Quel est le plus grand commandement ? L’Evangile de Marc 12, versets 28 à 34, contient le même
débat mais il s’agit là d’une question posée par un spécialiste de la Loi.
Ces deux récits témoignent du fait que le débat sur les commandements et le
centre de la Loi était important. Il est vrai qu’à l’époque de Jésus les légistes avaient eu
tendance à enrichir considérablement ce qu’ils pouvaient considérer comme
commandement. Ils en avaient édité 613 au total… De 10 nous voilà à 613. Une
complication qui peut-être partait d’un souci de sainteté, de pureté,
peut-être de crainte de Dieu dans le sens négatif du terme… peur de son
jugement. Cette complication avait finalement servi à servir les intérêts des
scribes et du parti des pharisiens. 613. Le Talmud (traité Makot 23b) nous enseigne qu’il y
aurait 613 commandements dont 248 positifs (tu feras) et 365 négatifs (ne
fais pas). Mais le Talmud ne donne pas la liste trop précise de ces
commandements qu’il nomme MITSVOT (commandements divers). Si les maîtres du judaïsme ont tenté de les collectionner,
d’en établir une liste, ils ne sont pas d’accord entre eux sur un petit
nombre des commandements. Le problème est de déterminer si une catégorie est
bien obligatoire, ou il si il en est de facultatifs. C’est à Maïmonide dans
son œuvre maîtresse Michné Torah
que l’on doit la tentative d’uniformisation postérieure, donc un débat du
récit de Matthieu. Beaucoup de ces commandements sont aujourd’hui caducs car
il n’y a plus de temple à Jérusalem. Et selon les sages les 10 commandements
contiennent par essence ne eux-mêmes les 613. Ceci nous paraît complexe. A l’époque de Jésu un autre débat existait au sein du
judaïsme. On se réclamait de Schammaï ou
d’Hillel. Deux maîtres de la Loi
qui donnaient de la pratique de celle-ci une vision différente. On prétendait
qu’Hillel était doux et Schammaï trop vif. Hillel était plus optimiste…
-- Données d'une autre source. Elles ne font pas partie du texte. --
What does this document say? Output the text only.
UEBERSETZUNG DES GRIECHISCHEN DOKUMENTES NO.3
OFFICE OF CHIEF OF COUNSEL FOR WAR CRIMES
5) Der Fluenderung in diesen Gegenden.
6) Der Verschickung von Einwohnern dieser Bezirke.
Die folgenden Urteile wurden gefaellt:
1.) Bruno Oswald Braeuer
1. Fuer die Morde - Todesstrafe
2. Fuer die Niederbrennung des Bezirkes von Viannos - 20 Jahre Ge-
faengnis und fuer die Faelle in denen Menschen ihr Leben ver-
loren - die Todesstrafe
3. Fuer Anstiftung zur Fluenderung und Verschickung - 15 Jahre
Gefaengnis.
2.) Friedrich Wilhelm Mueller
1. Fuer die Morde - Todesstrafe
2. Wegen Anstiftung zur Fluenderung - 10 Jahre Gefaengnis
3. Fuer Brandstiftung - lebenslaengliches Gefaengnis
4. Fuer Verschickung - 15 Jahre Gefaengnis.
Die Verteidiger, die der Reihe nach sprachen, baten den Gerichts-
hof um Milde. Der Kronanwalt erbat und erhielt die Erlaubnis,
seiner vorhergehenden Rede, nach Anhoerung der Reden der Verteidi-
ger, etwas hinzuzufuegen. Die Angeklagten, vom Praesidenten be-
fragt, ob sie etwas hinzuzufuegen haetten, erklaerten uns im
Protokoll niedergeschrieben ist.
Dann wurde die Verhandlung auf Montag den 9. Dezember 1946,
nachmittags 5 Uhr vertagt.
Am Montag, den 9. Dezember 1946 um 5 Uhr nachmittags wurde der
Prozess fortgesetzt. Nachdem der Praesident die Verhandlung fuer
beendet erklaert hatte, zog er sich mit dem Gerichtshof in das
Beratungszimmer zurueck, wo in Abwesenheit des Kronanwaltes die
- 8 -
Schammaï était plus méfiant, plus rigoriste. Il ne faudrait pas conclure que
Schammaï était misanthrope ou implacable : il recommandait une attitude
amicale envers chacun mais pensait qu’il fallait adopter une application la
plus stricte de la Loi, avec sévérité pour être le plus juste possible …
Hillel était plus tolérant … Derrière l’image de ces deux hommes il y a le problème de
la nature humaine. Schammaï semble penser que l’on peut la discipliner au
point de ne commettre aucune erreur devant la Loi, et satisfaire Dieu. Hillel
pense que l’homme est toujours faillible et que l’intention avouée devant
Dieu est le chemin de la liberté plus que l’exigence. * * * * Les
hommes qui viennent voir Jésus (Pharisiens) veulent le tester, savoir ce
qu’il pense, Lui. Les
spécialistes de la Loi étaient agacés par sa manière de répondre
naturellement aux questions posées. Jésus ne se lancera pas ici dans une
démonstration compliquée. Il ne va pas citer de tête des litanies de grands
textes connus … il va reprendre simplement. Ces interlocuteurs ne sont pas
bienveillants, ils cherchent à le prendre en défaut ! Beaucoup de
pharisiens et de pratiquants de l’époque n’arrivaient pas à mettre en
pratique les règles et prescriptions des 613 Mitsvots ; mais ces hommes
s’interrogeaient et se posaient cette question : où est-ce qu’est
l’essentiel dans la vie avec Dieu, qu’est ce qui peut donner un sens à la
vie ? Question
piégeante, mais question vitale pour tous, pour vous, pour moi. Pour
Jésus ce qui est essentiel ne se situe pas dans les centaines de
commandements rituels qui régissaient la vie religieuse et sociale de ses
contemporains, et notamment des spécialistes de la Loi qui condamnaient
d’ailleurs ceux qui ne respectaient pas ou n’arrivaient pas à pratiquer
correctement ou pas du tout. Jésus
ne met pas la pureté rituelle au cœur de la vie. Il ne met le respect du
sabbat au centre de son message, il ne se préoccupe pas du jeûne, des
prières, des aumônes, de nombre de pas qu’il faut faire, sans les dépasser le
jour du schabbat. Il ne se souci guère des multiples codes de sacrifices. Ces
choses étaient au cœur des débats, pour lui elle sont stériles et très
secondaires. Dans
sa réponse Jésus dépasse le code religieux et rituel. Jésus rassemble toutes
les lois dans un seul commandement qui en lui-même est double : aimer
Dieu, aimer notre prochain ! Selon
lui ce qui est essentiel et central, ce n’est pas l’observation exacte et
précise des lois dites de Dieu … ce ne sont pas nos gestes religieux, mais ce
sont nos gestes envers ceux et celles qui nous entourent et que nous croisons
tous les jours. Le
respect de la religion, c’est important ; peut-être Jésus ne le critique
pas. Mais l’essentiel, c’est notre être, notre manière d’être devant Dieu. Si
nous cherchons une plus grande présence de Dieu ou communion avec Lui dans
des règles strictes nous nous égarons et nous serons toujours trouvés en
défaut devant l’une ou l’autre. Par
ailleurs il est temps de préciser quelque chose. Nous parlons, nous, de commandements.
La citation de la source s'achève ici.